August 14, 2012 at 11:18 am
NAPLES — Republican presidential candidate Mitt Romney’s announcement that U.S. Rep. Paul Ryan is his running mate could shrink the margin in a heated race by six GOP candidates for Southwest Florida’s congressional District 19 seat.
Romney’s announcement came Saturday, about a week after the Wisconsin Republican’s visit here to endorse Chauncey Goss of Sanibel, a former staff member who helped Ryan draw up the Republicans’ version of the budget.
“I think the announcement of Paul Ryan as the vice presidential running mate will not only give our campaign a boost, but it will also give the country a boost,” Goss said. “It shows that governor Romney is serious about addressing our economy with real spending and revenue reforms.”
Goss, 46, who operates a fiscal policy analysis firm, once served as deputy staff director for the U.S. House Budget Committee.
Susan MacManus, a political science professor at the University of South Florida in Tampa, said the announcement likely wouldn’t have a huge effect because it’s so close to the primary and some people already have voted. But she agreed nothing is certain in a race where only 18,000 to 20,000 votes are needed to win.
“Anything could happen in a close race,” she said. “That might help a bit among Republicans, but not significantly. When you have a crowded field like this, it’s the personal contact that pushes someone toward a candidate. It’s not going to take a huge percentage to win.”
Sheryl Wooley, Goss’ campaign manager, said Romney’s announcement gives a nudge to Goss’ campaign. “Now people really know who (Ryan) is,” Wooley added.
Radio ads featuring Ryan’s endorsement aired for days before Saturday’s announcement, Wooley said, but due to time and cost, they opted not to change the TV ads to note Ryan’s selection Saturday by adding video to the audio.
A Public Policy Polling Survey by the News-Press on Wednesday and Thursday showed 14 percent of 500 people who voted, or who intend to vote, support Goss.
The poll showed Goss trailed state Rep. Gary Aubuchon, 50, a Cape Coral builder who garnered 16 percent and stateRep. Paige Kreegel, 53, a Punta Gorda physician and farmer, who had 23 percent.Trey Radel, 36, of Fort Myers, a popular conservative talk show host and entrepreneur, led at 25 percent.
Close behind Goss was Byron Donalds, 33, a Naples commercial credit officer, with 13 percent, while Naples lawyerJoe Davidow, 28, grabbed just 2 percent, according to the poll, which has a 4.38 percent margin of error.
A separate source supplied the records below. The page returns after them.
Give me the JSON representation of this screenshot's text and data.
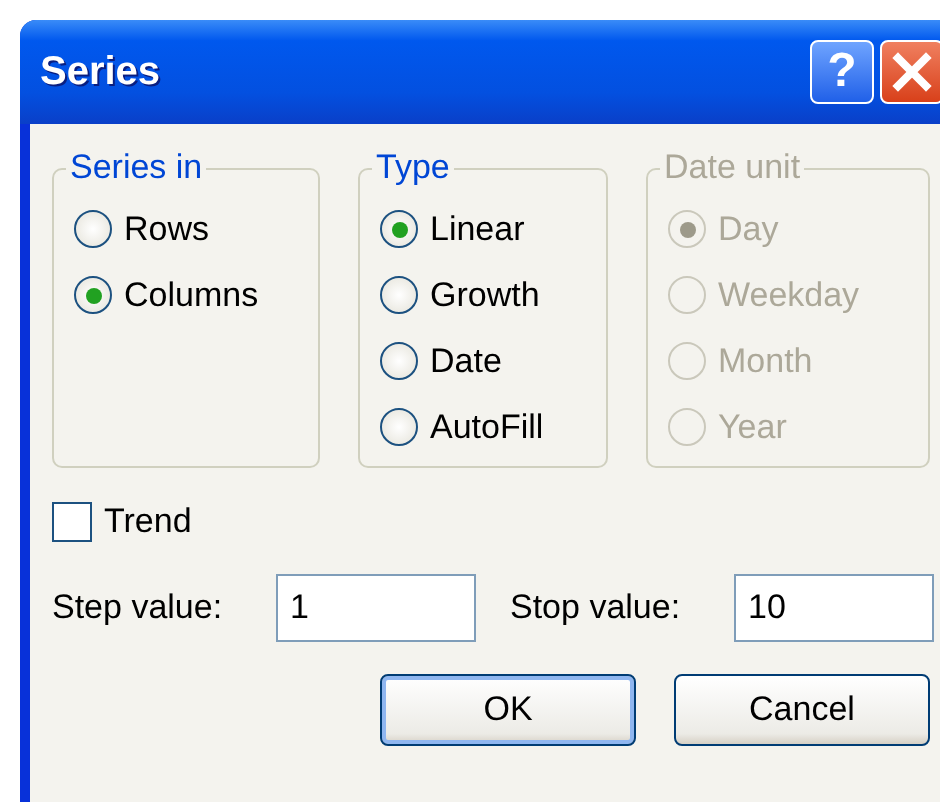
{
  "window": {
    "title": "Series",
    "help_button": "?"
  },
  "groups": [
    {
      "title": "Series in",
      "disabled": false,
      "options": [
        {
          "label": "Rows",
          "selected": false
        },
        {
          "label": "Columns",
          "selected": true
        }
      ]
    },
    {
      "title": "Type",
      "disabled": false,
      "options": [
        {
          "label": "Linear",
          "selected": true
        },
        {
          "label": "Growth",
          "selected": false
        },
        {
          "label": "Date",
          "selected": false
        },
        {
          "label": "AutoFill",
          "selected": false
        }
      ]
    },
    {
      "title": "Date unit",
      "disabled": true,
      "options": [
        {
          "label": "Day",
          "selected": true
        },
        {
          "label": "Weekday",
          "selected": false
        },
        {
          "label": "Month",
          "selected": false
        },
        {
          "label": "Year",
          "selected": false
        }
      ]
    }
  ],
  "trend": {
    "label": "Trend",
    "checked": false
  },
  "fields": [
    {
      "label": "Step value:",
      "value": "1"
    },
    {
      "label": "Stop value:",
      "value": "10"
    }
  ],
  "buttons": [
    {
      "label": "OK",
      "default": true
    },
    {
      "label": "Cancel",
      "default": false
    }
  ]
}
Kreegel couldn’t be reached, but Radel, who was endorsed by incumbent Rep. Connie Mack IV, considers Ryan a great choice for vice president. Radel added, however: “As to whether it will affect our race politically, I’ll leave that one to the politicians to debate.”
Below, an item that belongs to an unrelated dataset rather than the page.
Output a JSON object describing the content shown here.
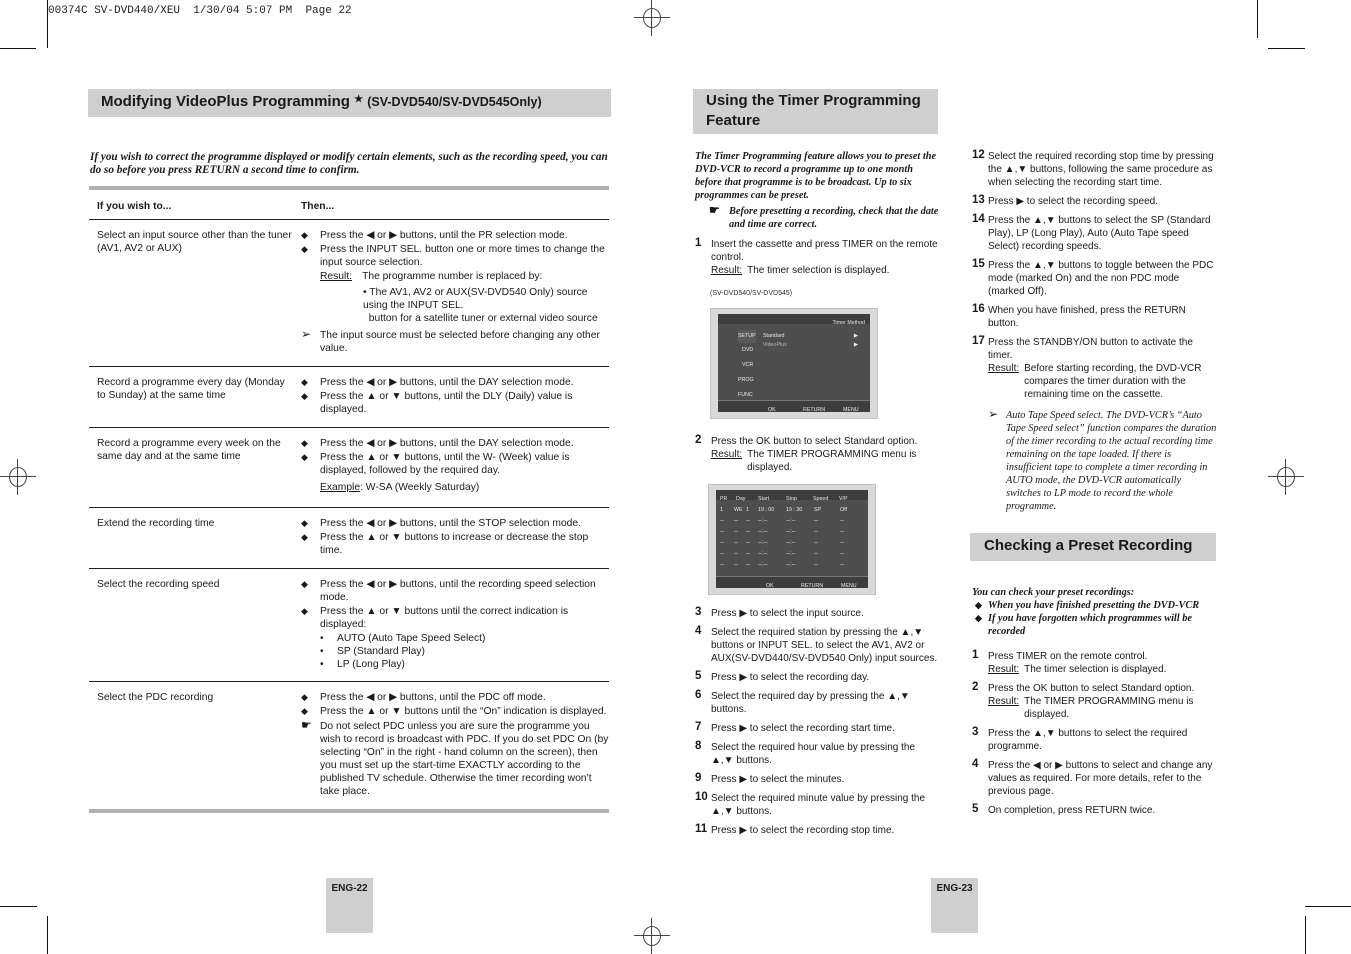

Aubuchon doesn’t think it will have an effect, according to his campaign spokesman, Josh Cooper, who added: “Gary is focused on getting out his supporters tomorrow.”
Donalds praised the choice, but doesn’t think it will affect the District 19 race.
He is counting on Radel, Kreegel, Aubuchon and Goss splitting the Lee County votes and enabling Collier GOP voters to push a candidate to the top. Donalds has stepped up phone calls and sign waving in Collier and Lee counties.
”Those are four very big names in Lee County,” Donalds said. “Hopefully, in Collier County, we’ll gain the advantage.”
The newly drawn District 19 covers parts of Charlotte and Lee counties and the coastal portions of Collier County, including Naples and Marco Island.
Davidow, 28, has studied past primary turnout and has targeted voters by neighborhood, banking on more Collier GOP voters giving him an edge.
“Collier is going to change it,” Davidow said of the race, adding that he doesn’t think the Ryan announcement will make a difference. “The voters are tired of being told who to vote for. I think we need more leaders — and endorsements tell you who the followers are. What America needs is not more endorsements, it’s more jobs and a better economy.”